Colin Walker, York City FC’s new talisman
Colin Walker is in a buoyant mood. A self-styled loudmouth, a larger-than-life football personality, the York City gaffer has quite literally been round the world in an unusual career, but doesn’t conceal his quintessential Yorkshire heritage. No bull, no nonsense.
His gaze rarely strays beyond the immediate future and seldom to the past. In his bare and cavernous hide-away at Kitkat Crescent, his Blue Square Manager of the Month award from December, a garish blue doorstop, sits collecting dust on a high shelf as if ancient history.
Caught in the unrelenting momentum of the present day, Walker has transformed the Minstermen from relegation candidates in the autumn gloom of numerous defeats to play-off probables in the light of spring. At its core, a stunning ten-game unbeaten League stretch which continued with a comfortable 2-0 home victory over Grays Athletic in recent weeks. No mean feat in a notoriously awkward division.
The secret of his success? Well, he’s not letting much slip as Nouse caught up with the City manager recently: “Adam,” he confides genially, ‘if i knew what the secret was, I would bottle it, sell it and retire.’ When pressed into an answer, he said: “I’ve given the players the freedom to express themselves and I think they’ve responded to that. I’ve given them a sense of purpose.” He certainly has, the team’s creativity on the field, this freedom of expression, betrays the fresh impetus Walker has provided of late.
Walker’s modesty is never far from the surface as he acknowledges how unselfish his inherited squad have been, “I’ve been fortunate enough to have a squad of players who want to play for the name on the front of the shirt and not the name on the back.” The old football idiom ‘take each game as it comes’ certainly applies here for the moment and don’t expect him to admit that his team are realistic promotion contenders. “We’ve been good, now what we’ve got to wait for is consistency, game after game after game,” he says. “I think when you get into that, then obviously you become a serious contender.”

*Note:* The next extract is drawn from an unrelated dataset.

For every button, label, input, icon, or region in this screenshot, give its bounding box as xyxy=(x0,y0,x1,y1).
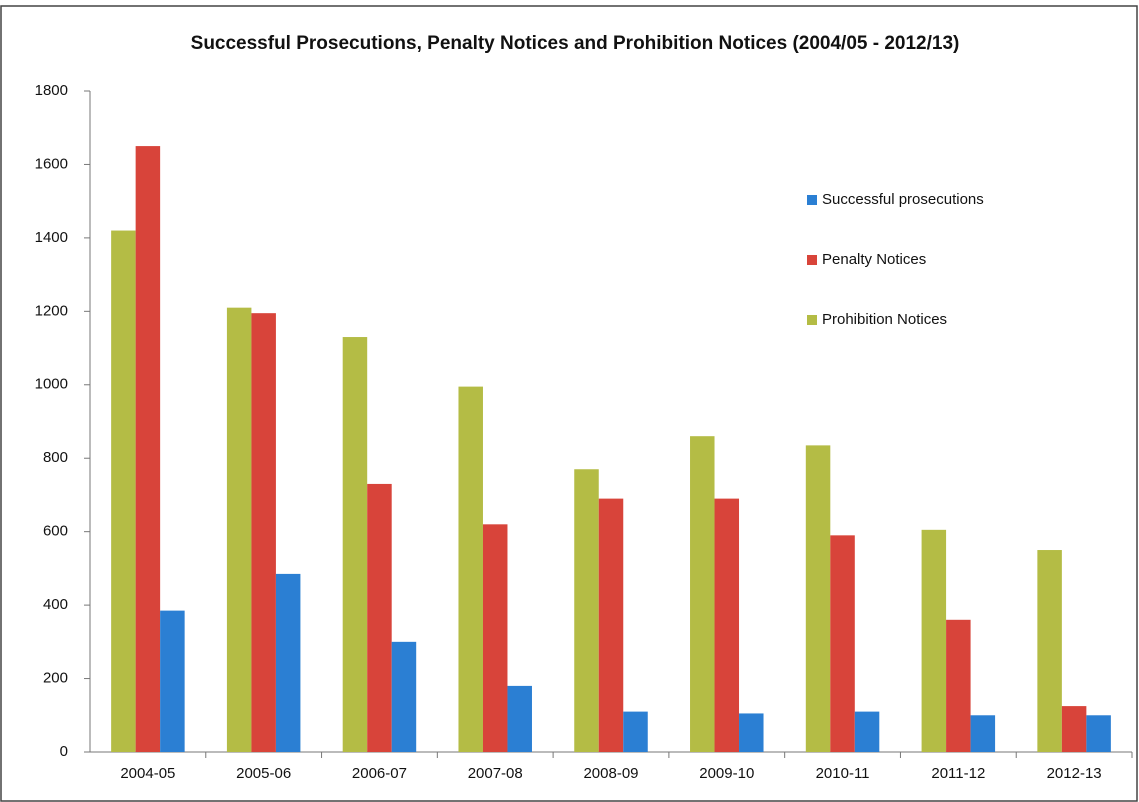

The team also remain firmly in FA Trophy contention, although a tricky-looking tie away at Rushden and Diamonds awaits them. Is the road to Wembley upsetting the League bread and butter? “Well, they’re a welcome distraction because you earn some money by going forward into the next round.” Typical Walker, brutally honest in his analysis of the club’s current situation. “When the team are doing well, they just want to play football. They don’t want to train, they just want to play.”
The Colin Walker revolution at York City has only just begun and he appreciates there are still i”provements to be made. ‘I think that we, as a football club, have got to forge closer links with the community…the links that you forge can be your next supporter, your next player, your next sponsor, or your next chairman, whatever.” So, what of the future? Well, the aim is unambiguous, “success would be back into the Football League – where this football club should be.” With Walker’s pluck and determination, who would bet against it?
I find myself ushered out of the office. There are matches to review, performances to analyse, selections to make. In the world of football, there’s no rest for the committed.